Meal Planning (AMPE): Constraint-based meal optimization balancing health goals, preferences, cost, and food waste reduction.
Shopping Intelligence (ISLG): Multi-store optimization generating budget-aware shopping lists from meal plans.
Spoilage Prediction (SPM): Bayesian models reducing food waste through freshness tracking.
Performance Monitoring: Real-time system validation ensuring 100% deterministic reproducibility.
All systems use predetermined mathematical formulas. No training data. No model drift. No black boxes.
Same inputs produce identical outputs—every time, for every user, forever.
This isn't just good engineering. It's a prerequisite for clinical validation, regulatory compliance, and research reproducibility.
Most nutrition apps use machine learning trained on user behavior. This creates non-reproducible recommendations that can't be validated in clinical trials, audited for compliance, or explained to users.
We chose a different path: deterministic algorithms with full transparency.
Every score traces back to specific nutrient values and evidence-based formulas. Clinicians can audit the reasoning. Researchers can replicate findings across populations. Users can understand why foods scored differently for their context.
When dietary guidelines change, we adjust interpretation layers—not the underlying measurement systems. When new evidence emerges, we update formulas transparently, not retrain opaque models.
Determinism enables what black-box AI cannot: trust, validation, and regulatory pathways for clinical use.
The DNI ecosystem has been tested with 10,000+ synthetic user profiles representing diverse health conditions, activity levels, dietary restrictions, and budget constraints:
Critical caveat: These metrics come from computational testing, not clinical trials.
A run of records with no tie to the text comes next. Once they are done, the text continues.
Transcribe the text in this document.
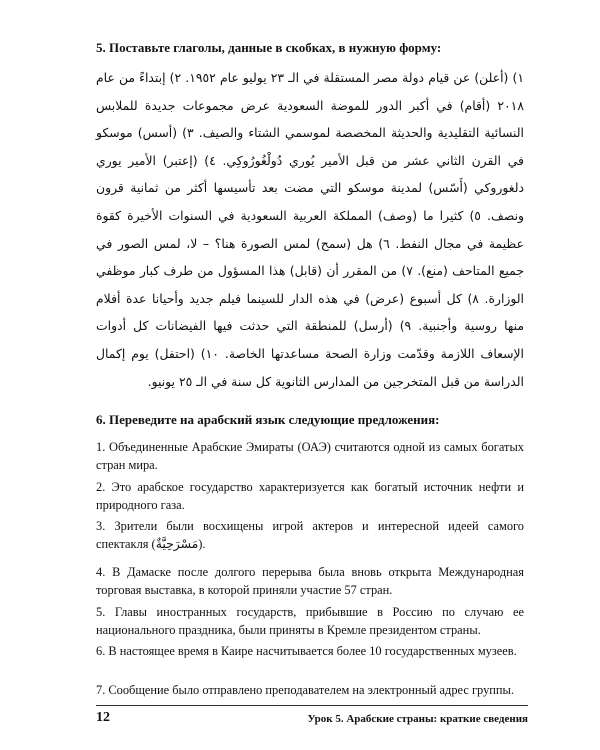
5. Поставьте глаголы, данные в скобках, в нужную форму:

١) (أعلن) عن قيام دولة مصر المستقلة في الـ ٢٣ يوليو عام ١٩٥٢. ٢) إبتداءً من عام ٢٠١٨ (أقام) في أكبر الدور للموضة السعودية عرض مجموعات جديدة للملابس النسائية التقليدية والحديثة المخصصة لموسمي الشتاء والصيف. ٣) (أسس) موسكو في القرن الثاني عشر من قبل الأمير يُوري دُولْغُورُوكِي. ٤) (إعتبر) الأمير يوري دلغوروكي (أَسّس) لمدينة موسكو التي مضت بعد تأسيسها أكثر من ثمانية قرون ونصف. ٥) كثيرا ما (وصف) المملكة العربية السعودية في السنوات الأخيرة كقوة عظيمة في مجال النفط. ٦) هل (سمح) لمس الصورة هنا؟ – لا، لمس الصور في جميع المتاحف (منع). ٧) من المقرر أن (قابل) هذا المسؤول من طرف كبار موظفي الوزارة. ٨) كل أسبوع (عرض) في هذه الدار للسينما فيلم جديد وأحيانا عدة أفلام منها روسية وأجنبية. ٩) (أرسل) للمنطقة التي حدثت فيها الفيضانات كل أدوات الإسعاف اللازمة وقدّمت وزارة الصحة مساعدتها الخاصة. ١٠) (احتفل) يوم إكمال الدراسة من قبل المتخرجين من المدارس الثانوية كل سنة في الـ ٢٥ يونيو.

6. Переведите на арабский язык следующие предложения:
1. Объединенные Арабские Эмираты (ОАЭ) считаются одной из самых богатых стран мира.
2. Это арабское государство характеризуется как богатый источник нефти и природного газа.
3. Зрители были восхищены игрой актеров и интересной идеей самого спектакля (مَسْرَحِيَّةٌ).
4. В Дамаске после долгого перерыва была вновь открыта Международная торговая выставка, в которой приняли участие 57 стран.
5. Главы иностранных государств, прибывшие в Россию по случаю ее национального праздника, были приняты в Кремле президентом страны.
6. В настоящее время в Каире насчитывается более 10 государственных музеев.
7. Сообщение было отправлено преподавателем на электронный адрес группы.
12	Урок 5. Арабские страны: краткие сведения
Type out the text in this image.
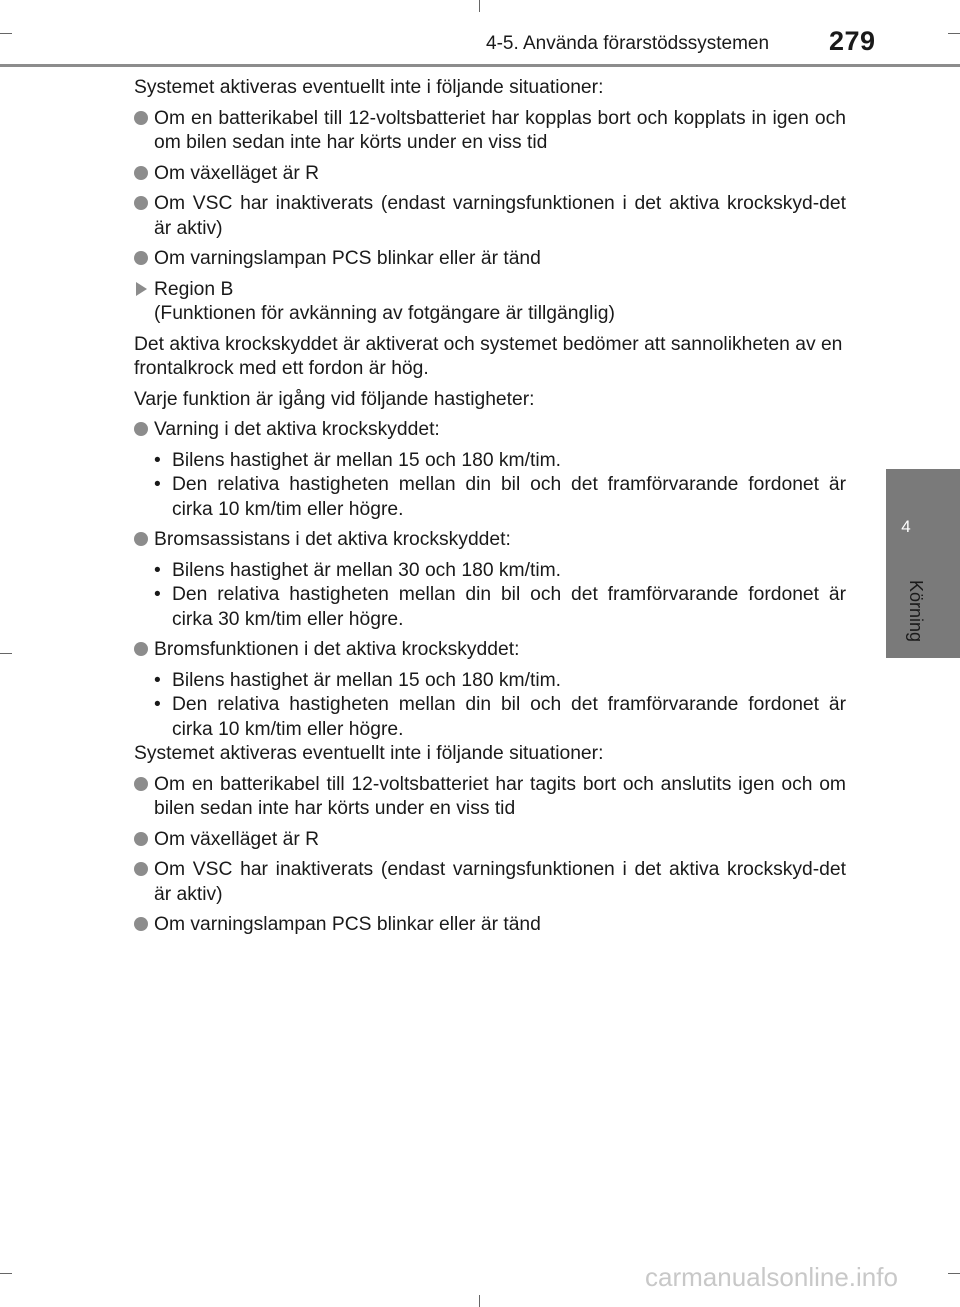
4-5. Använda förarstödssystemen 279
4
Körning

Systemet aktiveras eventuellt inte i följande situationer:

Om en batterikabel till 12-voltsbatteriet har kopplas bort och kopplats in igen och om bilen sedan inte har körts under en viss tid
Om växelläget är R
Om VSC har inaktiverats (endast varningsfunktionen i det aktiva krockskyd-det är aktiv)
Om varningslampan PCS blinkar eller är tänd
Region B
(Funktionen för avkänning av fotgängare är tillgänglig)

Det aktiva krockskyddet är aktiverat och systemet bedömer att sannolikheten av en frontalkrock med ett fordon är hög.

Varje funktion är igång vid följande hastigheter:

Varning i det aktiva krockskyddet:
• Bilens hastighet är mellan 15 och 180 km/tim.
• Den relativa hastigheten mellan din bil och det framförvarande fordonet är cirka 10 km/tim eller högre.
Bromsassistans i det aktiva krockskyddet:
• Bilens hastighet är mellan 30 och 180 km/tim.
• Den relativa hastigheten mellan din bil och det framförvarande fordonet är cirka 30 km/tim eller högre.
Bromsfunktionen i det aktiva krockskyddet:
• Bilens hastighet är mellan 15 och 180 km/tim.
• Den relativa hastigheten mellan din bil och det framförvarande fordonet är cirka 10 km/tim eller högre.

Systemet aktiveras eventuellt inte i följande situationer:

Om en batterikabel till 12-voltsbatteriet har tagits bort och anslutits igen och om bilen sedan inte har körts under en viss tid
Om växelläget är R
Om VSC har inaktiverats (endast varningsfunktionen i det aktiva krockskyd-det är aktiv)
Om varningslampan PCS blinkar eller är tänd
carmanualsonline.info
We have not validated that dimension-optimized guidance improves biomarkers or health outcomes in real populations.
That's why we're seeking research partners.
We are not providing medical nutrition therapy. We are not replacing registered dietitians or physicians.
We are building research-grade infrastructure that enables:
We provide the tools. Others provide the expertise, clinical judgment, and patient relationships that make nutrition interventions effective.
We're actively seeking academic and clinical research partnerships in:
Biomarker Validation: Do dimension-specific scores correlate with HbA1c, lipid profiles, inflammatory markers, and other health outcomes?
Implementation Science: What combination of technology and professional support optimizes adherence and outcomes?
Health Equity: Can budget-optimized nutrition scoring reduce diet quality disparities without increasing food expenditure?
Population Generalizability: Do deterministic formulas work across diverse age groups, ethnicities, and clinical populations?
We have operational infrastructure. We have provisional patent protection. We have commercial interests.
We also have genuine uncertainty about what works—and we believe that uncertainty should be resolved through rigorous research, not assumptions.
We have filed nine provisional patent applications covering the complete DNI ecosystem:
Our IP strategy protects the deterministic approach, multi-dimensional framework, and economic optimization—not individual formulas. We want others to build on this work, not be blocked by it.
Taylor Reasoner, MPA
Founder & Chief Executive Officer
System architect and researcher building deterministic nutrition intelligence infrastructure. 30 years public sector emergency medical services. Bachelor's and Master's in Public Administration, pursuing DrPH. Founder of Gatehouse Asset Management LLC. Not a clinician or registered dietitian.
Steve Harkness
President & Chief Operating Officer
Three decades public sector operational leadership in California emergency management and Incident Command System (ICS) coordination. Specializes in large-scale, multi-jurisdictional operations, regulatory compliance, and mission-critical systems deployment. Applies public sector operational discipline to research-grade technology infrastructure.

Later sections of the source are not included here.